Anne takes her to a community center full of at-risk minority children.  Harriet selects/absconds with a cute little firebrand named, Brenda (AnnJewel Lee Dixon in her debut film performance).  Upon first sitting with Brenda, Harriet requests that the girl replace her profanity with more well-mannered substitutes.  This is her first lesson to her charge.  What should follow is a series of moments involving Harriet mentoring and bonding with this endearing child.  Instead, we see nothing of the sort.  Brenda is now just one of Harriet’s subordinates, devoted to the octogenarian and doing her bidding for no clearly discernable reason.  Whenever Harriet needs her, Brenda appears (does this little girl not have a family of her own or a school to attend?).

 

Next, we conveniently learn that Harriet once admired radio DJs of the past.  It’s a thin thread, but we follow Harriet as she enters the offices of a local radio station and immediately talks her way into replacing a poor morning DJ.  How someone this out of touch can suddenly persuade her way into a hip, coveted position with little to no music experience is somewhat baffling.

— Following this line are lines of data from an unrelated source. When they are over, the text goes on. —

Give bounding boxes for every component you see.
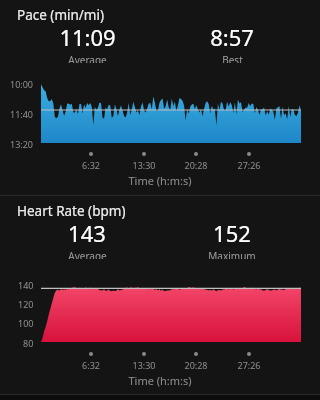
staticText: 100 [18, 317, 34, 329]
staticText: 8:57 [210, 22, 254, 52]
staticText: 13:30 [132, 159, 156, 171]
staticText: Average [68, 249, 107, 259]
staticText: 10:00 [10, 78, 34, 90]
staticText: 13:30 [132, 359, 156, 371]
button[interactable]: Pace (min/mi) [0, 0, 320, 195]
staticText: 11:40 [10, 108, 34, 120]
staticText: 152 [213, 218, 251, 248]
staticText: Pace (min/mi) [17, 6, 105, 24]
staticText: Time (h:m:s) [128, 373, 192, 388]
staticText: 27:26 [237, 159, 261, 171]
staticText: 6:32 [82, 359, 100, 371]
staticText: 120 [18, 298, 34, 310]
staticText: 20:28 [184, 359, 208, 371]
staticText: 27:26 [237, 359, 261, 371]
staticText: 143 [68, 218, 106, 248]
staticText: 13:20 [10, 138, 34, 150]
staticText: Average [68, 53, 107, 63]
staticText: 20:28 [184, 159, 208, 171]
staticText: 6:32 [82, 159, 100, 171]
staticText: Heart Rate (bpm) [17, 202, 126, 220]
staticText: Maximum [208, 249, 256, 259]
staticText: Time (h:m:s) [128, 173, 192, 188]
staticText: 80 [23, 337, 34, 349]
staticText: 140 [18, 279, 34, 291]
button[interactable]: Heart Rate (bpm) [0, 196, 320, 394]
staticText: 11:09 [59, 22, 116, 52]
staticText: Best [222, 53, 243, 63]
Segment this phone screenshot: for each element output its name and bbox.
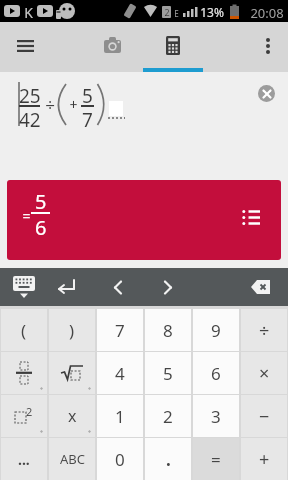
button[interactable]: 9 bbox=[193, 309, 239, 351]
button[interactable] bbox=[143, 22, 203, 68]
staticText: 4 bbox=[115, 362, 125, 385]
staticText: 5 bbox=[163, 362, 173, 385]
button[interactable]: 0 bbox=[97, 438, 143, 480]
button[interactable]: × bbox=[241, 352, 287, 394]
staticText: − bbox=[259, 404, 270, 429]
button[interactable] bbox=[148, 268, 188, 306]
staticText: 2 bbox=[163, 405, 173, 428]
button[interactable] bbox=[1, 352, 47, 394]
staticText: 5 bbox=[35, 188, 47, 212]
staticText: E bbox=[174, 8, 179, 18]
staticText: = bbox=[22, 206, 31, 225]
button[interactable]: 5 bbox=[145, 352, 191, 394]
button[interactable]: 7 bbox=[97, 309, 143, 351]
button[interactable] bbox=[252, 30, 284, 62]
staticText: + bbox=[69, 95, 78, 114]
button[interactable]: 2 bbox=[145, 395, 191, 437]
staticText: 7 bbox=[115, 319, 125, 342]
staticText: ... bbox=[18, 450, 30, 469]
button[interactable] bbox=[49, 352, 95, 394]
staticText: 42 bbox=[19, 107, 40, 129]
button[interactable]: = bbox=[7, 180, 281, 260]
button[interactable]: ( bbox=[1, 309, 47, 351]
button[interactable] bbox=[9, 30, 41, 62]
button[interactable] bbox=[258, 85, 275, 102]
button[interactable]: 1 bbox=[97, 395, 143, 437]
staticText: K bbox=[24, 3, 33, 20]
button[interactable]: 3 bbox=[193, 395, 239, 437]
staticText: = bbox=[211, 448, 221, 471]
staticText: 7 bbox=[82, 107, 93, 129]
staticText: x bbox=[68, 405, 77, 427]
staticText: 8 bbox=[163, 319, 173, 342]
button[interactable]: + bbox=[241, 438, 287, 480]
button[interactable] bbox=[235, 200, 271, 236]
button[interactable] bbox=[241, 268, 281, 306]
staticText: ABC bbox=[60, 450, 85, 468]
button[interactable] bbox=[98, 268, 138, 306]
staticText: 9 bbox=[211, 319, 221, 342]
button[interactable]: 6 bbox=[193, 352, 239, 394]
button[interactable]: − bbox=[241, 395, 287, 437]
button[interactable] bbox=[83, 22, 143, 68]
staticText: 6 bbox=[35, 214, 47, 238]
staticText: ÷ bbox=[259, 318, 270, 343]
button[interactable]: ABC bbox=[49, 438, 95, 480]
staticText: 1 bbox=[115, 405, 125, 428]
staticText: 5 bbox=[82, 83, 93, 105]
button[interactable]: 2 bbox=[1, 395, 47, 437]
staticText: 3 bbox=[211, 405, 221, 428]
staticText: . bbox=[166, 448, 171, 471]
staticText: 20:08 bbox=[250, 4, 284, 19]
staticText: ÷ bbox=[45, 93, 55, 116]
button[interactable]: ) bbox=[49, 309, 95, 351]
staticText: 25 bbox=[19, 83, 40, 105]
button[interactable]: = bbox=[193, 438, 239, 480]
button[interactable] bbox=[47, 268, 87, 306]
staticText: ) bbox=[69, 319, 75, 342]
staticText: ( bbox=[21, 319, 27, 342]
staticText: × bbox=[259, 361, 270, 386]
button[interactable]: 8 bbox=[145, 309, 191, 351]
staticText: 2 bbox=[164, 6, 170, 18]
button[interactable]: ... bbox=[1, 438, 47, 480]
staticText: 6 bbox=[211, 362, 221, 385]
staticText: 0 bbox=[115, 448, 125, 471]
button[interactable]: . bbox=[145, 438, 191, 480]
staticText: 13% bbox=[200, 4, 224, 19]
button[interactable] bbox=[4, 268, 44, 306]
staticText: + bbox=[259, 447, 270, 472]
button[interactable]: 4 bbox=[97, 352, 143, 394]
button[interactable]: x bbox=[49, 395, 95, 437]
staticText: 2 bbox=[26, 404, 33, 419]
button[interactable]: ÷ bbox=[241, 309, 287, 351]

But the highlight of this film may be Shirley MacLaine’s DJ work and the music throughout (prominently featuring The Kinks, a band consistently referred to by characters in The Last Word as underrated and obscure, even though let’s be honest – the world’s already discovered The Kinks and they’re no stranger to previous movie soundtracks).

 

To wrap things up, Harriet tries to reconnect with her estranged daughter (an all-too-brief hello from Anne Heche) in a delightfully barbed, if structurally pointless, scene.  Nothing gets resolved there, but it allows for a hackneyed scene where Harriet, Anne and Brenda dip into a moonlit lake, suggesting an emotional ascendance that is completely unearned.  Then, walking down the street in slow-motion and matching sunglasses the trio also execute an ill-fitting heist scenario, employing a tow-truck to illegally vandalize a sign.  All the while, Amanda Seyfried’s character is following her own stale quest to become a writer, treading some very familiar ground resulting in low stakes.

 

Harriet Lauler is painted as a feminist character who took brave risks in an era when business was a boy’s club (very late in the film), but any accomplishments she may have achieved in her past are overshadowed by her stubborn, poisonous disposition.  Shirley MacLaine and company turn in decent performances, considering the terrible dialogue and thin characterization they had to enliven (except Amanda Seyfried who delivers a truly mediocre and one-dimensional performance), but no one – not even Shirley MacLaine – can save this script.

 

Middle-aged mothers across America will rejoice in this feel-good, comedic tear-jerker quoting the so-called witticisms to the friends in their book clubs. For the general viewing public, this is a clumsy self-important, very banal pretense of tribulation that feels much longer than its one-hundred and seven minutes.